I have had people ask this same question about other aspects of relationships. For example, they will ask, what if I forgive a person and they refuse to accept my forgiveness.? You are not in control of what other people do. Therefore, if you do your part, that is all you can do. God does not hold you responsible for other people’s sins, or other people’s follies.

If God has called you to be a “complimenter” and to some extent God has called us all to this ministry, if God has called you to do this, then you ought to do it as best you can, as sincerely and as lovingly as you can. Reach out. Look for opportunities to perform your ministry.

This has a special application with regard to people you do not particularly like. As the old saying goes “they gee when you haw”--which is a way of saying that the two of you go in opposite directions. In any case, if you take this person that you do not get along with very well and ;look for something good in their lives and tell them about it.
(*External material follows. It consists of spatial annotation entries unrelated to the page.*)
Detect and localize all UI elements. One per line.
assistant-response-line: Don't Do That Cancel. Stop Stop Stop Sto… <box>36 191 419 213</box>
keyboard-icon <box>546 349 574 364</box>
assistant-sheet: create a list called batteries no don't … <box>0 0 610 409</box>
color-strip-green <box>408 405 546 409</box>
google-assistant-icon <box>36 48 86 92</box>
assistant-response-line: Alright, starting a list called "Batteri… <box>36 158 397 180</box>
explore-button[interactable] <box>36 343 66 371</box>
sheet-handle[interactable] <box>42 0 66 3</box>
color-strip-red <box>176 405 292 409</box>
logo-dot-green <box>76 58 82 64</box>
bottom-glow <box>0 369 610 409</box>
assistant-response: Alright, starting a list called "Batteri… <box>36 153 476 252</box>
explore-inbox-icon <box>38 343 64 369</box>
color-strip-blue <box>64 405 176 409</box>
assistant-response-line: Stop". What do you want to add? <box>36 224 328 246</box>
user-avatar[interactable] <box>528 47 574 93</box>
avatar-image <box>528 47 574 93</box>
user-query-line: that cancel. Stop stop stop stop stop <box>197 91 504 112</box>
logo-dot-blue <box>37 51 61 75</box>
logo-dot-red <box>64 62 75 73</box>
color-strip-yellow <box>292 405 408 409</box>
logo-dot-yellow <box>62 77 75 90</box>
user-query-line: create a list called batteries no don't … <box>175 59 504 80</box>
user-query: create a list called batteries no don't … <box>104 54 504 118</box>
You might make a new friend.

But now let us talk about how this affects you. Say you take on this ministry. You say, I am going to be a “complimenter.” You work at it diligently. You do it because you feel God has called you to do it, and you feel it helps other people. That is good and noble and right, but I would offer you this also. Being a “complimenter” helps you. In fact it can be argued that the “complimenter” benefits most from the compliment.
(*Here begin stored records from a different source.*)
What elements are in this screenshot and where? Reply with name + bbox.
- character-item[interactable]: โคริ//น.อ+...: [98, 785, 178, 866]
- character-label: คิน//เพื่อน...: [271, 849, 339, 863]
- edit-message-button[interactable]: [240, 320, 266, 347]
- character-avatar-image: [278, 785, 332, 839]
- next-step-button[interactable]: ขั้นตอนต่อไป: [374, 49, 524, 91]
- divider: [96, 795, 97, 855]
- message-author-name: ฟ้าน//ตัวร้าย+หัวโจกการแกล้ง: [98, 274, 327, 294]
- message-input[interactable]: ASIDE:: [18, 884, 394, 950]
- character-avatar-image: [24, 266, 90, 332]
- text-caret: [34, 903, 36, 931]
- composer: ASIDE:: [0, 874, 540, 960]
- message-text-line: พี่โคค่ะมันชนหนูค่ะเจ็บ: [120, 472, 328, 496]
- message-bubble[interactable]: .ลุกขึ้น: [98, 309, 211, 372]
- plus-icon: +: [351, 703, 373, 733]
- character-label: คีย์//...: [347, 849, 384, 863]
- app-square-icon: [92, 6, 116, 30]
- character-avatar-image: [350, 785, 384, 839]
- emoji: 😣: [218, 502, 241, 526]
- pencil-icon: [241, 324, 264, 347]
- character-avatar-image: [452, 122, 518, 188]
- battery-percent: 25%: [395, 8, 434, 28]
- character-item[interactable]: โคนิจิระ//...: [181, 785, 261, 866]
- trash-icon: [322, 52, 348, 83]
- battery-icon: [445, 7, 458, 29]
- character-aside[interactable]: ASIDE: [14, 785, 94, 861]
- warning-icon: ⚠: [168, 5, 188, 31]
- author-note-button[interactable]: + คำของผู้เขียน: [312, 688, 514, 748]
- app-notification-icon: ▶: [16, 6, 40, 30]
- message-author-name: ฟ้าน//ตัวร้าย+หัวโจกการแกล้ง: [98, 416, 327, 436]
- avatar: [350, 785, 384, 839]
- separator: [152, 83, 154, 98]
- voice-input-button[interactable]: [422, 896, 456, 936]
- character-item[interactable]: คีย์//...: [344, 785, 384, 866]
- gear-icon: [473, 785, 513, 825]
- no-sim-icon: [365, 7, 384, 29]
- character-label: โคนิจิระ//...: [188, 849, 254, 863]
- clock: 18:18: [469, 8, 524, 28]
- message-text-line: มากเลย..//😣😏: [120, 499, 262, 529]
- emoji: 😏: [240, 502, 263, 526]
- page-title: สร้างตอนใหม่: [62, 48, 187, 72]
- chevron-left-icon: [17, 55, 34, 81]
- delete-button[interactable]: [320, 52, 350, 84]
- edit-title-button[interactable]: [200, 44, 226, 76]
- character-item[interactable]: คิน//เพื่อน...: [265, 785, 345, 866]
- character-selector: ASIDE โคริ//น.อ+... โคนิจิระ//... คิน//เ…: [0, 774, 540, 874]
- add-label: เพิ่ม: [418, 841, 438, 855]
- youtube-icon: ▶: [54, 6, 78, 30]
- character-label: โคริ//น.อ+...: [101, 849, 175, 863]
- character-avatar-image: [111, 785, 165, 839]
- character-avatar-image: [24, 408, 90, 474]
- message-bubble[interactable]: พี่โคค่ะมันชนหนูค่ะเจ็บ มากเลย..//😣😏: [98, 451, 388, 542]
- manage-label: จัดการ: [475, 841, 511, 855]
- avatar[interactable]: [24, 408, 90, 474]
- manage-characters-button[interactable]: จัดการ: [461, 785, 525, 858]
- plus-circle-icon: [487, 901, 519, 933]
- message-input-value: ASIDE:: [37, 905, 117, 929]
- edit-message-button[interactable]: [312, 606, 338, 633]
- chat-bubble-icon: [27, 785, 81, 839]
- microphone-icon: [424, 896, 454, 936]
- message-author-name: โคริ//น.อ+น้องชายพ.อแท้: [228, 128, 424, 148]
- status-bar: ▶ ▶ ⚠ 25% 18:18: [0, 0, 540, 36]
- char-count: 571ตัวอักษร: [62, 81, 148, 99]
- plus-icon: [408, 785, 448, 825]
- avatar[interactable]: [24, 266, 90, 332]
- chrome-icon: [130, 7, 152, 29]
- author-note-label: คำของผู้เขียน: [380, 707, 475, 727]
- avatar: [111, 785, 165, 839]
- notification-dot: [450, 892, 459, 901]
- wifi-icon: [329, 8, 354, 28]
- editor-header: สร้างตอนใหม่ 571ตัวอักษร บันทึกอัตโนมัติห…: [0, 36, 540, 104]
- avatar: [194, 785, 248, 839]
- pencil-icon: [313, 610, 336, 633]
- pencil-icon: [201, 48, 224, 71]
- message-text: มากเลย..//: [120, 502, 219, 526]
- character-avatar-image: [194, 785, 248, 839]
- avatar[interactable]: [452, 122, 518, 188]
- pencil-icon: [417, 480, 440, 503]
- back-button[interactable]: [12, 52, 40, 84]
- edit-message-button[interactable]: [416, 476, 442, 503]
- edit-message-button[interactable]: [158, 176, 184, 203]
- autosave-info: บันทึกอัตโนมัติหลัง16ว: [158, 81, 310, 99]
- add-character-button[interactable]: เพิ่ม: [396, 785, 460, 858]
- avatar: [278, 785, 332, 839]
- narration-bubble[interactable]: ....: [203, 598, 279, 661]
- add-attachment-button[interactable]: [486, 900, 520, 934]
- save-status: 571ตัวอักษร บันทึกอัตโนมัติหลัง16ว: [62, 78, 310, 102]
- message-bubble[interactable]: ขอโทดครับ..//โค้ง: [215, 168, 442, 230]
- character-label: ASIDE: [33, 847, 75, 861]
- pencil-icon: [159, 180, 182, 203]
First of all, if you are going to be a “complimenter,” you need to look for good in people’s lives, and this very process gives you a positive attitude. You keep finding good things, and that leads you to think that I can do good things also. If I see one person picking up trash, well I can pick up trash. If I see one person holding a door for another, well I can hold a door.

And the act of speaking the compliment, actually telling another person that they did good, makes you feel good.

So we have here something that we all should do, that is good for us. Do it then. Pay someone a compliment today. In fact, I will offer you a challenge. This is the first day of the week. Make a promise to yourself right now that you are going to compliment at least one person every day this week. You are going to offer honest praise to at least one individual every day. Do that and you will be the better for it. Amen.



Lauer, Claudia. “Ding! Compliment machine gives pedestrians artful praise.” Los Angeles Times, July 28, 2007, A-12. Viewed February 16, 2009.

Zumbrun, Joshua. “The art of gratuitous praise.” The Washington Post, July 21, 2007, C01. Viewed February 12, 2009.